His hold tightens a little, and the tiny gesture warms my chest. "We're going to need to learn about each other as adults."

"What's your favorite color?" I ask, laughing. "Like that?"

"Blue, and yes, like that."

Leaning my forehead against his chest, I take a breath. "I like purple, but not the dark purple. More like periwinkle. I still love World's Waterfall even if it's nerdy. I want to travel way more than I have, somewhere amazing like Greece or Ireland or Sri Lanka. I do like my job, but I fantasize about quitting and being a writer who lives by the beach. I want a perfect wedding and kids someday, and no matter what I’ve eaten, I will always make room for pizza."

I can feel him smiling. "That's a good list."

"It's your turn."

He takes a moment, and he does start to speak his voice sounds different. Deeper, almost emotional. "I like my job, but sometimes I want to run away and never come back. But now, I'd take you with me."

"That sounds nice."

One of Adam's hands moves up and tangles in my hair, gently tugging on it until I tilt my face back to look up at him. "Maybe someday."

"Where would we go?" I ask him as he touches his lips to mine, barely a breath of a kiss.

"Anywhere. Those places you listed are great. We could go to Cape Cod. Or Hawaii and have a hut on the beach. We could go hiking and stay in a tent the whole time. Anywhere but here."

There's something too real in his voice. "Are you okay?"

"Of course," he says, but there's a flash of pain in his eyes that he doesn't entirely hide, and I don't dare ask what it is. I can't push him for that. I don't have that right, yet.

"So," I say, changing the subject, putting on a smile. "You like me. I like you. You're not using me for sex. So what are we doing?"

"I want to know you," Adam says. "I want to date you. And, if after a few dates you decide you still like me, I have every intention of asking you to be my girlfriend. After that, who knows?"

My breath catches in my chest. In high school, there's almost nothing that I wouldn't have done to hear Adam say something like that. And it feels just as good, if not more, now. He wants me. He likes me.

"I like that plan," I say, yawning. I'm suddenly tired. "When do you have to leave?"

"Not for a while."

I shake myself a little. "I don't want to fall asleep. Not while you're here."

"Why not?" This smile is real and more like what I already recognize as the real Adam.

"Because you're here, and it still feels new and like we're on borrowed time."

He brushes the hair back from my face. "We're not on borrowed time. And if you're tired, you should sleep.
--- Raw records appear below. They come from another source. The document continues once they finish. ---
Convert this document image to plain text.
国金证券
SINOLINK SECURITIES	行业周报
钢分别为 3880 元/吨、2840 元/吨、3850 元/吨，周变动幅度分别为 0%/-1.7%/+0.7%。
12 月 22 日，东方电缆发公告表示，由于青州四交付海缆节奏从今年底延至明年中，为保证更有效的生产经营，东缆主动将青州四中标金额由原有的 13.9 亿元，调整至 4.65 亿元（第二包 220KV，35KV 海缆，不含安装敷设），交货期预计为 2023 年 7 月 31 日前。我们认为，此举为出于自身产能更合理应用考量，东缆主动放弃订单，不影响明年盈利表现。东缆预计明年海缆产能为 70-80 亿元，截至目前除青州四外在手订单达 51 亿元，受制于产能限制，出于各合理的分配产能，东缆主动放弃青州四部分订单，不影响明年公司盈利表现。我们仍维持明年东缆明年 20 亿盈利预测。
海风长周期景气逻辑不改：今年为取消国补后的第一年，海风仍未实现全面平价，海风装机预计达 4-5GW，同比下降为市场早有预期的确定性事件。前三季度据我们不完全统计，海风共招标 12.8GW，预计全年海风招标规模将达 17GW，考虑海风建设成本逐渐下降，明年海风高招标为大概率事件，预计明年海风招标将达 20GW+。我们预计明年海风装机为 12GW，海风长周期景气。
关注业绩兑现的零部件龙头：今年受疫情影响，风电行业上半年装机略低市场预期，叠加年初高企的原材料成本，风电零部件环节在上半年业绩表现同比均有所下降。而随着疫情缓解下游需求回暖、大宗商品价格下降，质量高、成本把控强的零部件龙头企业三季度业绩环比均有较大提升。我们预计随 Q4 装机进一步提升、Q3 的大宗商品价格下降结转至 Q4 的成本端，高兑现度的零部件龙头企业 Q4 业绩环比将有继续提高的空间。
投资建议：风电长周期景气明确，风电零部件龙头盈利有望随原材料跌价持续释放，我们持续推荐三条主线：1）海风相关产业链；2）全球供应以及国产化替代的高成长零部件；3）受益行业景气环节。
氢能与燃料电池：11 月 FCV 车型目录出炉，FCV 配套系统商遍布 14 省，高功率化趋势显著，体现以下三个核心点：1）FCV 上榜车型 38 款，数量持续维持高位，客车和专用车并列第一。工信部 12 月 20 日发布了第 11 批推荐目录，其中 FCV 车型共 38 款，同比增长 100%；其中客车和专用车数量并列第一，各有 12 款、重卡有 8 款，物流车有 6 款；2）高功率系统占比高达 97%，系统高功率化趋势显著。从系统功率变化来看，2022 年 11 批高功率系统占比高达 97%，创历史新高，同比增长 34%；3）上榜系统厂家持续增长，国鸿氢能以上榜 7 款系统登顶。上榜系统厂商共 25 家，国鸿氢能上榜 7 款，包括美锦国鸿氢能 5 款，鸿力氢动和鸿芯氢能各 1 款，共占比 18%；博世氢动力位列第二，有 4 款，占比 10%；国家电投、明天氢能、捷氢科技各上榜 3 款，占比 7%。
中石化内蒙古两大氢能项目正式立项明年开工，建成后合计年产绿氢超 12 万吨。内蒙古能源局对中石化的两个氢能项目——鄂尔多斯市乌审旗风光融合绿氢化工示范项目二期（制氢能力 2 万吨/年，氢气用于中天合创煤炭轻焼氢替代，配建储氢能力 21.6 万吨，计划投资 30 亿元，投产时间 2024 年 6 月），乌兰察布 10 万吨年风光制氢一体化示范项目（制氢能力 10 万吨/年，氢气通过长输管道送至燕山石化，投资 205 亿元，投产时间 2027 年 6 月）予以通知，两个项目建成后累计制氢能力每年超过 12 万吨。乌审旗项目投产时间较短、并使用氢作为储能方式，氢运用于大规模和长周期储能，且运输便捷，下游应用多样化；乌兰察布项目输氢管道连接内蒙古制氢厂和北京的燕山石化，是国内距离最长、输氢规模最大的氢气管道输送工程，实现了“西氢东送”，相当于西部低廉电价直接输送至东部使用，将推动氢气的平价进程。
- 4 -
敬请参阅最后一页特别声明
I'll hold you for as long as I can."

The butterflies in my stomach are totally out of control right now, but the sudden burst of exhaustion is pulling me down, and Adam tucks me closer to his body. His warmth is so good, and I fade into what feels like total and complete safety and comfort.

I don't know how long it is when I surface, Adam tucking a blanket around my body. He's crouched down by me and I reach out for his hand. "Don't go."

"Believe me, I don't want to." He kisses me softly. "But I have to. I'll see you soon."

"Promise?"

"Promise." He finishes arranging the blanket around me, and I hear his footsteps leaving as I fade back to sleep.

 

 

15

 

 

Ollie

 

 

Adam doesn't text the next day. Or the next. I start to get nervous because even though he said all those nice things, that was right after we'd had sex and he was happy. Who knows, maybe he didn't mean it? My gut tells me he wasn't lying but I can't make ten years of anxiety just evaporate.

I text Lorraine and all she texts back is an eye roll emoji. Then,

Girl, that boy is so hooked on you, I can't believe you'd even think that.

He isn't hooked on me.

Yes he fucking is. And don't argue with me.

It's my turn to roll my eyes, and I put my phone down only to hear it buzz again.

If you're worried, why don't you bring him lunch or something? Medical students eat like shit while they’re on these kinds of shifts. Plus, you'd get to see him?

I mean...that could work?

What if he doesn't want me showing up at work?